Os aluguéis caíram na maioria das principais áreas metropolitanas dos EUA em maio, marcando a maior queda anual em dois anos, com o aumento da oferta superando a demanda, de acordo com novos dados da Redfin. Das 44 principais áreas estatísticas analisadas, 28 registraram reduções anuais nos aluguéis, a maior contagem desde setembro de 2023. O aluguel mediano nacional pedido caiu 1% em relação ao ano anterior, para US$ 1.633 em maio, ainda abaixo do pico de US$ 1.705 estabelecido em agosto de 2022.

Em termos mensais, os aluguéis aumentaram 0,5% em maio, uma taxa de crescimento típica para a temporada de locação de primavera. “A construção de apartamentos nos Estados Unidos tem se mantido próxima ao seu maior nível em 50 anos e, embora a demanda por inquilinos seja forte, ela não está acompanhando a oferta”, observou o economista sênior da Redfin. “Muitas unidades ficam vagas por meses, o que significa que os inquilinos têm poder para negociar concessões e os proprietários têm menos margem de manobra para manter os aluguéis altos.”
As taxas de vacância para edifícios multifamiliares com cinco ou mais unidades ficaram em 8,2% no primeiro trimestre de 2025, igualando o trimestre anterior para o nível mais alto desde o início de 2021. O relatório da Redfin sugeriu que, embora as quedas nos aluguéis sejam predominantes agora, uma recuperação futura continua possível à medida que o aumento na construção multifamiliar começa a desacelerar, embora a atividade de construção permaneça historicamente elevada.

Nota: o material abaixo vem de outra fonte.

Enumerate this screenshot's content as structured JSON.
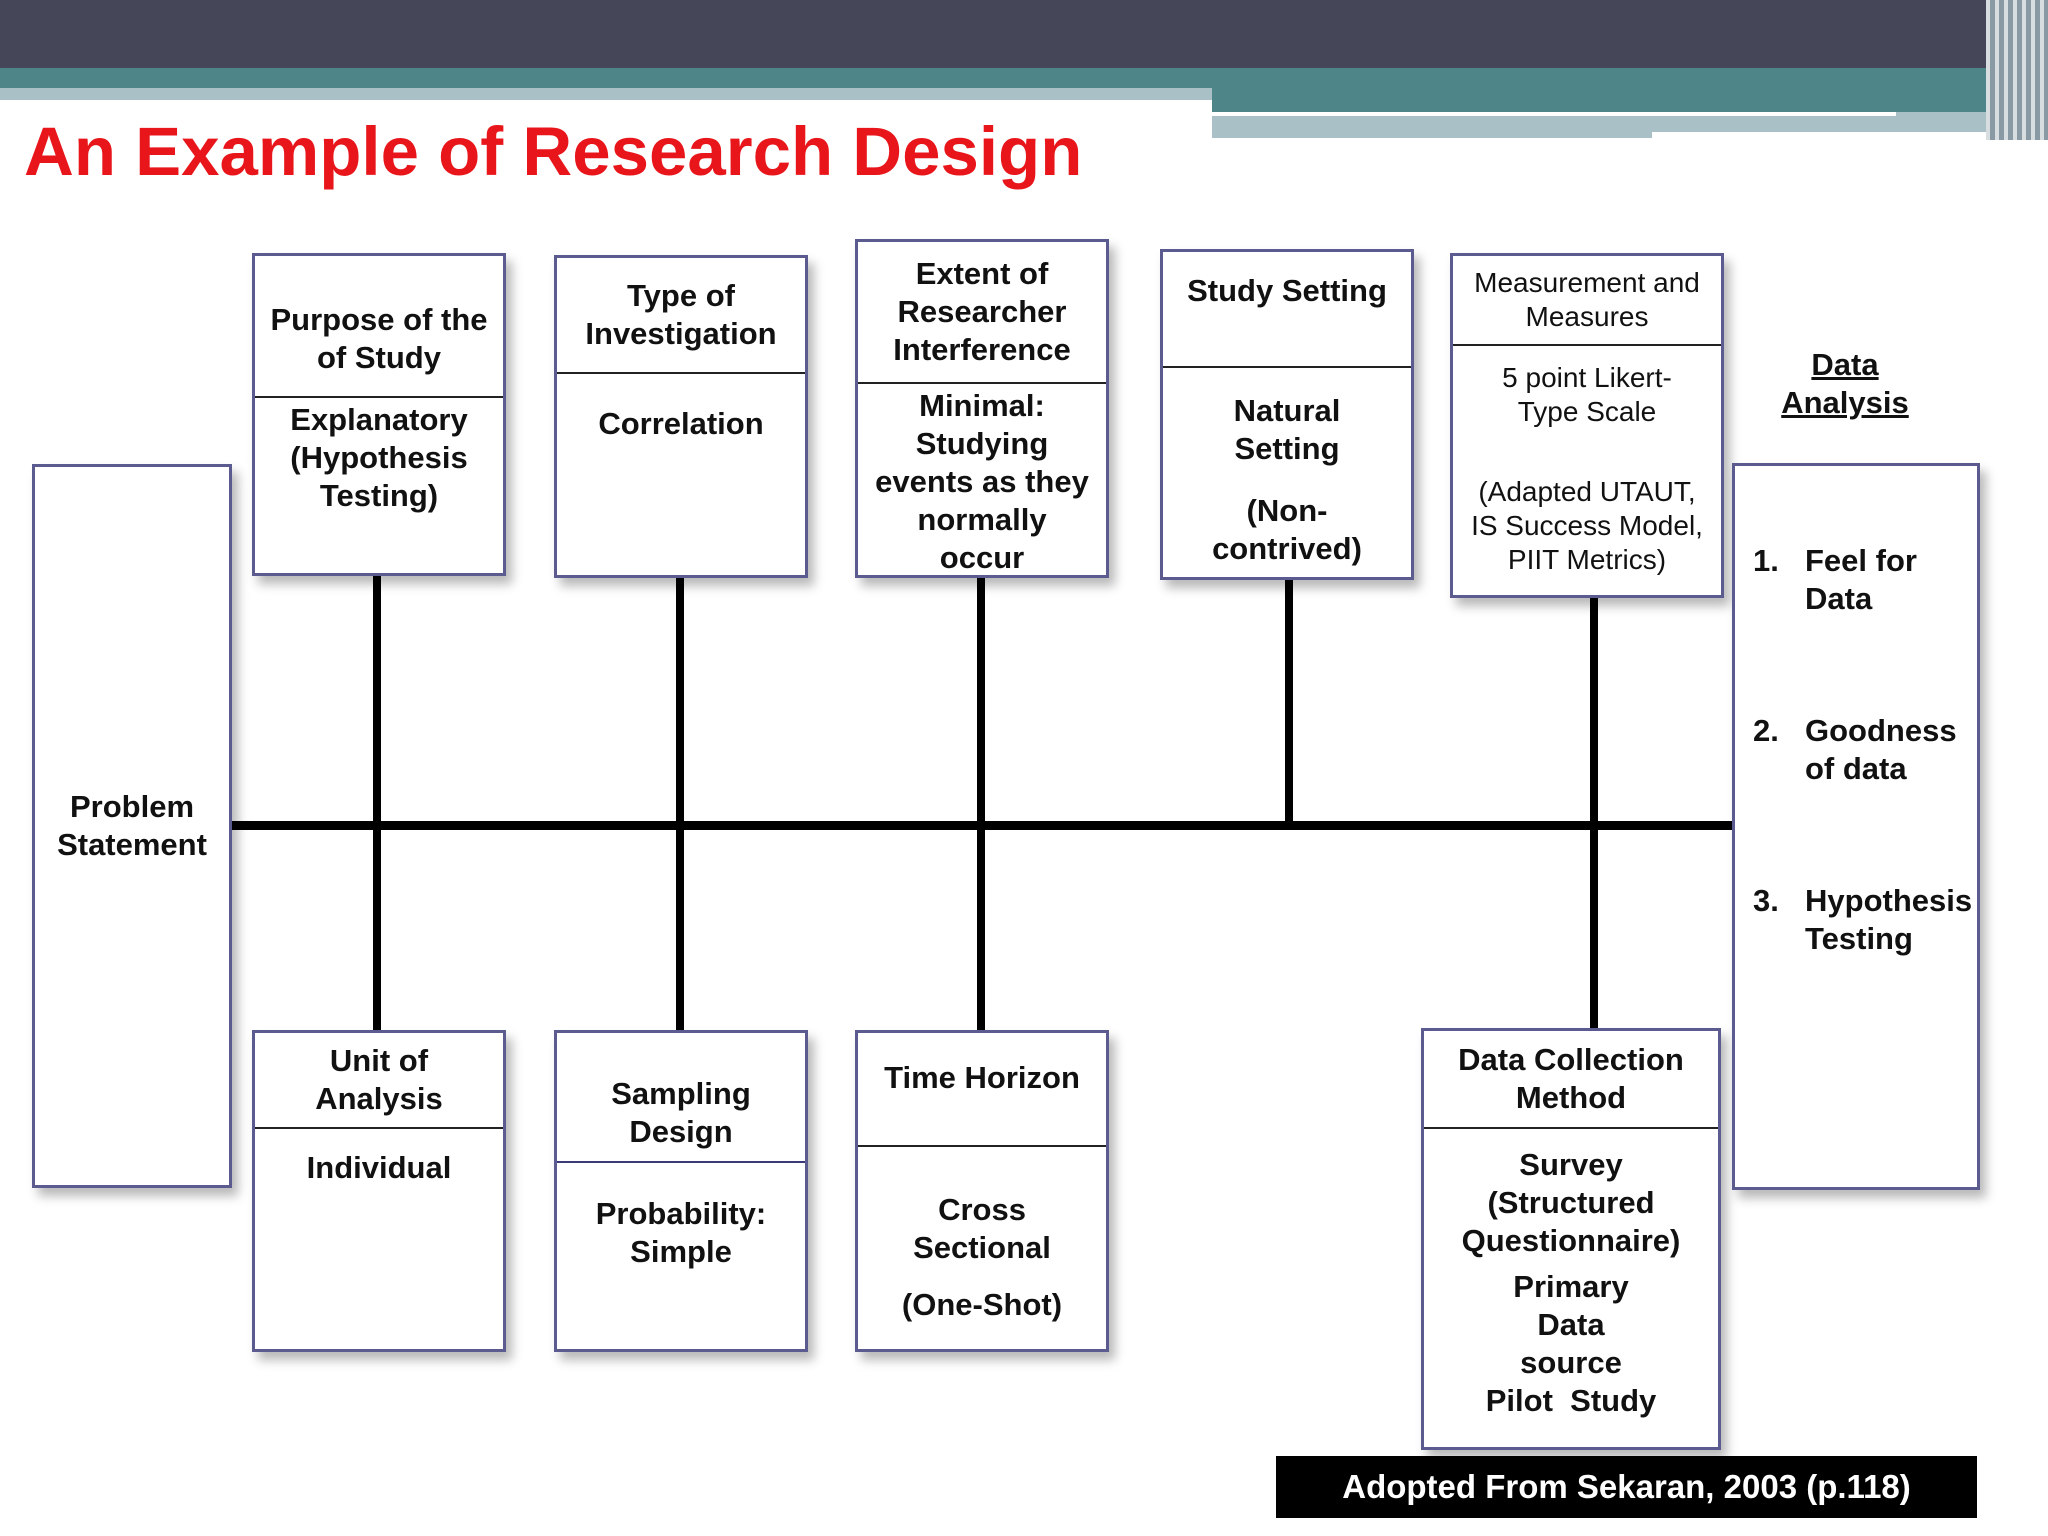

Apesar da desaceleração do crescimento dos aluguéis, o aumento da oferta de moradias trouxe algum alívio aos inquilinos. Dados da Realtor mostraram que, em abril, os inquilinos com renda familiar média destinaram 23,4% de sua renda ao aluguel, abaixo dos 24,7% do ano anterior e bem abaixo do limite de acessibilidade comumente usado, de 30%.
“Mesmo em mercados com preços exorbitantes, observamos uma melhora em abril”, disse Danielle Hale, economista-chefe de corretores imobiliários. “Quedas nos aluguéis, em geral pequenas, mas constantes, têm reduzido os custos por quase 3 anos, e o crescimento da renda impulsionou o poder de compra das famílias.” No entanto, ela acrescentou que os aluguéis permanecem aproximadamente 20% mais altos do que os níveis pré-pandemia, e as preocupações financeiras persistem entre muitos consumidores em relação à segurança no emprego e à estabilidade econômica em geral.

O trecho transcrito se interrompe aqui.